Não é fácil compreender ou contextualizar o Parecer PGFN/CAT nº 1617/2008, produzido pela Coordenação-geral de Assuntos Tributários da Procuradoria-geral da Fazenda Nacional em 1º/08/2008. Seu objeto, a Súmula Vinculante nº 8, é de uma simplicidade franciscana, tem menos de 40 palavras e foi editada pelo Supremo Tribunal Federal (STF) para restabelecer a segurança que tinha sido banida de nosso ordenamento jurídico por normas que, posteriormente à Constituição Federal (CF/88) e contrariando o Código Tributário Nacional (CTN), dispuserem sobre prescrição e decadência tributárias. O parecer, aparentemente profundo, pretensamente erudito e quase vinte vezes maior do que a Súmula que interpreta, acaba por deixar o leitor confuso.
Ali, o que se vê é o Estado manifestando-se na primeira pessoa; fazendo citações em inglês, alemão e latim para traduzi-las logo adiante; ali se vê o Estado misturando julgamentos pessoais – como “ilações cavilosas”, ou “miríade de construções normativas prenhes de retórica falaciosa” etc. – com argumentos objetivos; ali se vê o Estado movendo-se numa direção para chegar a destino não anunciado.
A impressão geral que causa no leitor é de que o dinheiro do contribuinte poderia ser empregado em atividade mais produtiva, que visasse a algo mais prático, como, por exemplo, a produzir algo que ajudasse o contribuinte a melhorar sua conturbada relação com o fisco, não o contrário.
A personificação do discurso do Parecer preocupa. O contribuinte pode enfurecer-se com o Estado e eventualmente se enfurece; pode acabar se exaltando em algumas circunstâncias e eventualmente se exalta mesmo; pode perder a compostura às vezes e eventualmente perde mesmo – não tanto, aliás, quanto poderia perdê-la -, mas está literalmente pagando por esse direito, e desde que não avance os limites da civilidade, nada tem a temer. Já o Estado, pelos limites impostos pelo art. 37 da CF/88, não tem o mesmo direito. A começar por não ter o direito de personalizar o discurso. O servidor público é manifestação do Estado, e, como tal, não tem emoções, não acha nada, não faz julgamentos – a menos que seja pago para isto. Ou, por outra: o contribuinte pode fazer tudo o que a lei não proíbe, mas a conduta do Estado está contida no que a lei diz que ele deve fazer. Ponto final.
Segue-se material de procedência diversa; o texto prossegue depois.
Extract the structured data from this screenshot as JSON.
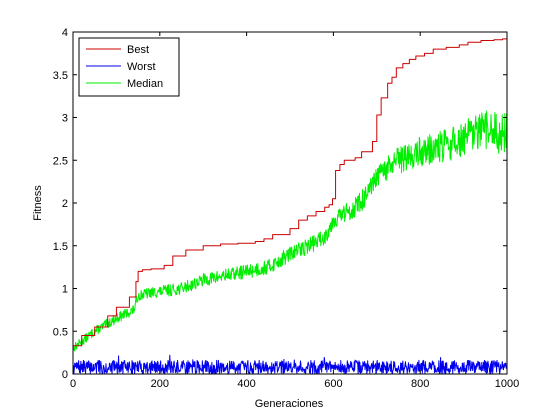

Insistimos, porém: a que veio o Parecer PGFN/CAT nº 1617/2008?
Sabe-se que o problema que vinha sendo vivenciado pelos contribuintes até a edição da Súmula Vinculante nº 8 do STF, objeto do Parecer, era o termo ad quem da prescrição e decadência que foram objeto dos arts. 45 e 46 da Lei nº 8.212/91 e do parágrafo único do art. 5º do Decreto-lei nº 1.569/77, ou seja, era saber afinal até quando a previdência poderia cobrar as contribuições previdenciárias não pagas ou as diferenças das que foram pagas a menor pelo contribuinte. O CTN dizia que este prazo era de cinco anos; já os citados dispositivos esticaram-no para dez anos em favor da previdência, com o que premiava a morosidade da autarquia à custa da insegurança jurídica que trazia com o duplo critério e ampliava desmesuradamente o tempo para o Fisco tomar providências nos casos de inadimplência.
Ora, pois a solução dada pelo STF ao problema foi editar a Súmula Vinculante nº 8, em que fez constar que eram inconstitucionais – portanto, natimortos – tanto os arts. 45 e 46 da Lei nº 8.212/91 quanto o parágrafo único do art. 5º do Decreto-lei nº 1.569/77, porque estes dispositivos buliram com institutos constitucionalmente reservados a lei complementar. O que vale, portanto, é a regra da prescrição qüinquënal prevista no Código Tributário Nacional.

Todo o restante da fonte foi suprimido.